Retiró las manos de los tres y se dirigió cojeando hacia la salida de la cueva para echar un vistazo fuera. A la luz del sol que se escondía, la escarcha hacía brillar el borde de las lomas boscosas que había alrededor, y las copas de los árboles se mecían en el viento. El aire estaba despejado y desagradablemente frío. Debía de estar terminando el otoño, o tal vez ya había comenzado el invierno, ya que olía como sí estuviera a punto de empezar a nevar. Aunque conocía el clima de allí tan poco como la región, comenzó a temer que Reimo hubiese dilatado demasiado su partida.
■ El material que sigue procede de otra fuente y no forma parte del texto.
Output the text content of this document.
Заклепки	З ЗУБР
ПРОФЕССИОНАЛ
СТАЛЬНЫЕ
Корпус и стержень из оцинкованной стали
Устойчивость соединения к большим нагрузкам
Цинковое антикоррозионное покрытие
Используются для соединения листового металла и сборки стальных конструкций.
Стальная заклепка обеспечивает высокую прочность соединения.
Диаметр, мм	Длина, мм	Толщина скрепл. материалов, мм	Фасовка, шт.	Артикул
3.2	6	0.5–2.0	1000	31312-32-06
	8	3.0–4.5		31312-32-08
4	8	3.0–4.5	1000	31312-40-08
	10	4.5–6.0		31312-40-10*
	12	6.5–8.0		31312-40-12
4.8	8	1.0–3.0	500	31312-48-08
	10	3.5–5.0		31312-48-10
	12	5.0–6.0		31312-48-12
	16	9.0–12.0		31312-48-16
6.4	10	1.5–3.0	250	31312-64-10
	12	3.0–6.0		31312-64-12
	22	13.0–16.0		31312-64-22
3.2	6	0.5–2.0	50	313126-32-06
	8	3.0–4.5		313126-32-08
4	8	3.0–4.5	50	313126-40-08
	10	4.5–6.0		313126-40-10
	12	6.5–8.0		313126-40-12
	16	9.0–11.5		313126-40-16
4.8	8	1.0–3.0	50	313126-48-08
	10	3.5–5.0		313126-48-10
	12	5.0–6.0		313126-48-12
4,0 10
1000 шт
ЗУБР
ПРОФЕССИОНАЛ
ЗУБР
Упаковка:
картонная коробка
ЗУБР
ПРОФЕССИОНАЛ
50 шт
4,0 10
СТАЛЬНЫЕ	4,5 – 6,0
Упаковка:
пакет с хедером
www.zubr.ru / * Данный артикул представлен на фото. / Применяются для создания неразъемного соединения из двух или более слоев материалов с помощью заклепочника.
Si no tenían suerte, tal vez a la mañana siguiente ya no podrían abandonar la cueva, o el invierno los sorprendería en el camino. Cuando regresó junto al fuego se lo comentó a Reimo, y le reprochó un poco que hubiese sido tan considerado con su herida.
Reimo aún seguía temblando a causa de la conmoción y se golpeaba el pecho como si se sintiese culpable de todo lo que había sucedido.
—En realidad, no me quedé aquí sólo por ti, Franz, sino por miedo a partir con mi familia hacia lo desconocido. De algún modo, tenía la esperanza de que pudiésemos quedarnos aquí, esperar a que la guerra se terminara y luego regresar a nuestro pueblo. Pero ahora debemos dejar este lugar cuanto antes.
Señaló hacia los tres muertos, a quienes Zdenka y Vúlko estaban despojando de sus ropas.
La mujer miró a Michel. con una sonrisa amarga.
—No es mi costumbre robarle a los muertos. Pero si queremos sobrellevar el invierno, necesitaremos sus cosas. Cuando Reimo te encontró estabas desnudo, y él tuvo que compartir su ropa contigo.